I kicked off my pride celebration early in Washington, DC during Memorial Day Weekend. It was DC’s annual Black Pride weekend and I had a great time being in the company of so many other people who identified as black, queer, and female. But even in the relative isolation of those parties and events, our existence was not homogeneous.

With the Defense of Marriage Act defeated last year, and states across the country challenging their same-sex marriage bans in a domino effect it’s safe to say that there is definitely a culture shift happening in the United States when it comes to same-sex couples. But many of us know that marriage is not the sole issue facing our community. While movements are carrying on across the country for racial justice, trans rights, fair wages, reproductive justice, and the rejection of sexism and gender policing, they also collectively represent the needs of LGBTQ identified individuals.

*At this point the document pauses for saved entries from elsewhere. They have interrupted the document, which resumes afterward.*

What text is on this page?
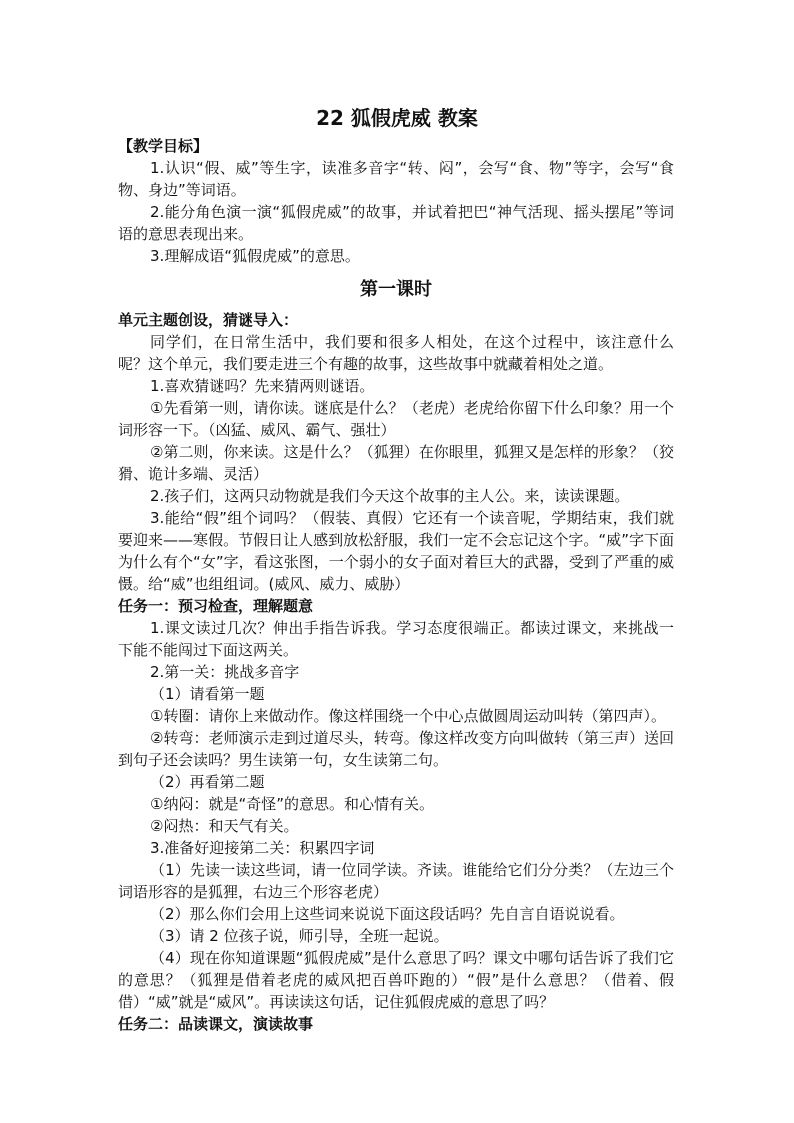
22 狐假虎威 教案

【教学目标】

1.认识“假、威”等生字，读准多音字“转、闷”，会写“食、物”等字，会写“食物、身边”等词语。

2.能分角色演一演“狐假虎威”的故事，并试着把巴“神气活现、摇头摆尾”等词语的意思表现出来。

3.理解成语“狐假虎威”的意思。

第一课时

单元主题创设，猜谜导入：

同学们，在日常生活中，我们要和很多人相处，在这个过程中，该注意什么呢？这个单元，我们要走进三个有趣的故事，这些故事中就藏着相处之道。

1.喜欢猜谜吗？先来猜两则谜语。

①先看第一则，请你读。谜底是什么？（老虎）老虎给你留下什么印象？用一个词形容一下。（凶猛、威风、霸气、强壮）

②第二则，你来读。这是什么？（狐狸）在你眼里，狐狸又是怎样的形象？（狡猾、诡计多端、灵活）

2.孩子们，这两只动物就是我们今天这个故事的主人公。来，读读课题。

3.能给“假”组个词吗？（假装、真假）它还有一个读音呢，学期结束，我们就要迎来——寒假。节假日让人感到放松舒服，我们一定不会忘记这个字。“威”字下面为什么有个“女”字，看这张图，一个弱小的女子面对着巨大的武器，受到了严重的威慑。给“威”也组组词。(威风、威力、威胁）

任务一：预习检查，理解题意

1.课文读过几次？伸出手指告诉我。学习态度很端正。都读过课文，来挑战一下能不能闯过下面这两关。

2.第一关：挑战多音字

（1）请看第一题

①转圈：请你上来做动作。像这样围绕一个中心点做圆周运动叫转（第四声）。

②转弯：老师演示走到过道尽头，转弯。像这样改变方向叫做转（第三声）送回到句子还会读吗？男生读第一句，女生读第二句。

（2）再看第二题

①纳闷：就是“奇怪”的意思。和心情有关。

②闷热：和天气有关。

3.准备好迎接第二关：积累四字词

（1）先读一读这些词，请一位同学读。齐读。谁能给它们分分类？（左边三个词语形容的是狐狸，右边三个形容老虎）

（2）那么你们会用上这些词来说说下面这段话吗？先自言自语说说看。

（3）请 2 位孩子说，师引导，全班一起说。

（4）现在你知道课题“狐假虎威”是什么意思了吗？课文中哪句话告诉了我们它的意思？（狐狸是借着老虎的威风把百兽吓跑的）“假”是什么意思？（借着、假借）“威”就是“威风”。再读读这句话，记住狐假虎威的意思了吗？

任务二：品读课文，演读故事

All too often the issues and identities of LGBTQ identified people are fragmented and compartmentalized. Our experiences dictated by this hashtag or that thinkpiece. But our truths are never that streamlined. We are diverse and eccentric. We spread over economic, gender, class, age, race, ability, and education borders, just to name a few. And for me, I’m just as proud of being a woman, black, polyamorous, fat, and from Chicago as I am being queer.

Which makes me think that we can’t have pride or celebrate the month without acknowledging and celebrating the complex lived experiences of the individuals who create that community. We can not celebrate without recognizing that the very act of existing in resistance of dominant heteronormativity. We can not be proud in a vacuum of sanitized ‘queerness’ but bask in the glow of intersections and diversity.